We Are in a Civil War and No One Has Come to Terms With It Yet
Posted at 7:00 pm on July 7, 2020 by Brandon Morse, Red State
Excerpt:
By now, it’s undeniable that the American media has a very leftist bent with few exceptions. Programs, be they news or entertainment, are often laced with left-leaning sentiment or outright propaganda. The media is often on full offensive mode, with reports oftentimes being delivered with pre-loaded bias and aimed at things such as pro-American leaders, American traditions, and half-truths to blatant lies about various subjects they are opposed to.
…
Many of the figures in our media are also geared toward pushing for a socialist system. New York Times and Washington Post writers as well as CNN and MSNBC anchors can often be found either ignoring or defending radical leftist groups such as Antifa, which actively, openly, and violently push for Marxist systems to take hold in America. Their efforts to create autonomous zones being one of the more forceful methods they’ve used only recently.

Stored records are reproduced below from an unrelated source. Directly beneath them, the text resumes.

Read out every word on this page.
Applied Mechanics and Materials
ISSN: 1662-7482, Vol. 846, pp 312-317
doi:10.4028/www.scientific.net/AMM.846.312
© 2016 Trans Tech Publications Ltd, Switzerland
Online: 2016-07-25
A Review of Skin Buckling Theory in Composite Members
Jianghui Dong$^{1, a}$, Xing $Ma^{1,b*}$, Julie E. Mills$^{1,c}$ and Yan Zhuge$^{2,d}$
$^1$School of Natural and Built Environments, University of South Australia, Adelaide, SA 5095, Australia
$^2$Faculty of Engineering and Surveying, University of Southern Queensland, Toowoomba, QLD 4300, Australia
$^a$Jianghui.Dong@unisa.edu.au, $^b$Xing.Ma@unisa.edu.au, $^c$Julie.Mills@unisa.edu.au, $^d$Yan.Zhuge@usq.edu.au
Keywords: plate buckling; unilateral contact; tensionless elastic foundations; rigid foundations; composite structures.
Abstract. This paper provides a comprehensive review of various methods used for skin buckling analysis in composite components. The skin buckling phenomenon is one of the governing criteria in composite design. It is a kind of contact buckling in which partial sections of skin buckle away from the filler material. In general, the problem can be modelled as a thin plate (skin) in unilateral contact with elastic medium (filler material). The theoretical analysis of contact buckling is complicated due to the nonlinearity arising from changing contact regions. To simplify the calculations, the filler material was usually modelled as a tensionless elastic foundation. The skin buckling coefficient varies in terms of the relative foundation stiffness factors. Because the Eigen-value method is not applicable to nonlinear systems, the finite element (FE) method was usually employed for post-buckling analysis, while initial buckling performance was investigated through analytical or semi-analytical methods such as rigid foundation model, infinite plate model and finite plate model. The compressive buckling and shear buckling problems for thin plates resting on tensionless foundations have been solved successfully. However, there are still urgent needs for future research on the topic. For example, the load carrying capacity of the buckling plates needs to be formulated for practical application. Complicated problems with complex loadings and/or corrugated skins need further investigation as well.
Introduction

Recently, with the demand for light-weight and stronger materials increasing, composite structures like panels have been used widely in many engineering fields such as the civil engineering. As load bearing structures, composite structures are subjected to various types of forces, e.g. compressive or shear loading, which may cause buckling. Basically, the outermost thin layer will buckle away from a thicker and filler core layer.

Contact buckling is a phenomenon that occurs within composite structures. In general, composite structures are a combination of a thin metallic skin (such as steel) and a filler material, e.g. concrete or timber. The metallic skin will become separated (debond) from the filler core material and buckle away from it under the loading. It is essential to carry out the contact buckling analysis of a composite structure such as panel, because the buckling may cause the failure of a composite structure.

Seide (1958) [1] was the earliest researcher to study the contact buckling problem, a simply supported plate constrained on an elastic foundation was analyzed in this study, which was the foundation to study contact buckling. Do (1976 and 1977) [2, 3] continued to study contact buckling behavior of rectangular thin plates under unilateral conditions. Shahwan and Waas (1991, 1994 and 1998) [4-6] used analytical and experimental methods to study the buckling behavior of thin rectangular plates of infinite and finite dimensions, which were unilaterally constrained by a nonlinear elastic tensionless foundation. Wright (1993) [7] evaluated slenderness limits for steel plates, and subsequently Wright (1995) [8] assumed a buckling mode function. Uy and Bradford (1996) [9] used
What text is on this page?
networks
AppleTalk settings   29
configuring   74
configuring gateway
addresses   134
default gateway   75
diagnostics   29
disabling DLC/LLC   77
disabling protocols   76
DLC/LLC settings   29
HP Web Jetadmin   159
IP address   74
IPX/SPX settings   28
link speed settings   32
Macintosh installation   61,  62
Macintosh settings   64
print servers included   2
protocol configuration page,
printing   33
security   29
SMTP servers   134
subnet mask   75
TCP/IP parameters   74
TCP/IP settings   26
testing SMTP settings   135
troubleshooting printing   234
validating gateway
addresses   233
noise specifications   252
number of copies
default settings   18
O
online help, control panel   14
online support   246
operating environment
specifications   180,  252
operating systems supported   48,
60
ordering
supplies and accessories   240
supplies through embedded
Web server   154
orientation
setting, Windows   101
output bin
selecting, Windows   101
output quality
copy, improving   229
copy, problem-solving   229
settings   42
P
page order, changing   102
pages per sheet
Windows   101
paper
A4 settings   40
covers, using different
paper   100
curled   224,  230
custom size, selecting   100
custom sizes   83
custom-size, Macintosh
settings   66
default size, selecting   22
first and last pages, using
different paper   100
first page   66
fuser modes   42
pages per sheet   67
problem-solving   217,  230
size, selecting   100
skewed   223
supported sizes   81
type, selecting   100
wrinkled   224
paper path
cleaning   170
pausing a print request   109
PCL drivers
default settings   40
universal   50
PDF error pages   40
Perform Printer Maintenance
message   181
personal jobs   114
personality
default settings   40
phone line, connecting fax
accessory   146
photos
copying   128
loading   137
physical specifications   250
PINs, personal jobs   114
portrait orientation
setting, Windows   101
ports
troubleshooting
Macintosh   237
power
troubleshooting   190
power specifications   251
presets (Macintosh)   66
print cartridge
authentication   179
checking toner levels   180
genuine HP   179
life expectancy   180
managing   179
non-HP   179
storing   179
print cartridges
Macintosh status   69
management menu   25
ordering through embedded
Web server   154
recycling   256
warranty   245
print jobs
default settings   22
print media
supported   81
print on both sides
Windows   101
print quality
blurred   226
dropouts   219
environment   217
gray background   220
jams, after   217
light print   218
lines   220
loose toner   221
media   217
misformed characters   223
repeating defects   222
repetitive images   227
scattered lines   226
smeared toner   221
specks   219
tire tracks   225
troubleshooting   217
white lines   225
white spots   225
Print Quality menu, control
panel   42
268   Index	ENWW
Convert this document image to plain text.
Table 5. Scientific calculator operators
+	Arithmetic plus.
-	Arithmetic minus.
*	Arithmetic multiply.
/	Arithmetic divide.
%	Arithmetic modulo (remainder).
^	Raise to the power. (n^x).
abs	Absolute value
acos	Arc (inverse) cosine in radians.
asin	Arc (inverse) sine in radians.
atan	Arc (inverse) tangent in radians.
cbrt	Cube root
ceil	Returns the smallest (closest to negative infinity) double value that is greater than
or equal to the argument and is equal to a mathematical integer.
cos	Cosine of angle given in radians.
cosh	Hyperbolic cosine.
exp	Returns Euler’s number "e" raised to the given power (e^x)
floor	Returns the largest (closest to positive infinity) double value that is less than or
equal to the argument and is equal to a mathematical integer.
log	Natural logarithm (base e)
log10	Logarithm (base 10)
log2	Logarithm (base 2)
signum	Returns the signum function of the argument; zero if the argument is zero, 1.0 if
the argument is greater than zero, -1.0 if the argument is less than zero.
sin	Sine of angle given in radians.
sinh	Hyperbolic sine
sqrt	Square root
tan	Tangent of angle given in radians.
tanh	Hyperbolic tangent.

They will tell you that the groups conducting violence and destruction are mostly peaceful as they stand in front of a city on fire. They will make excuses for them that put them in the column of “freedom fighter” or even excuse riots as a desperate reaction by oppressed people against a corrupt and unfair system. They will give little coverage to the killing of five innocent black children by other black people, however, as this does not help their cause.
JK Rowling among 150 public figures to sign controversial letter denouncing ‘cancel culture’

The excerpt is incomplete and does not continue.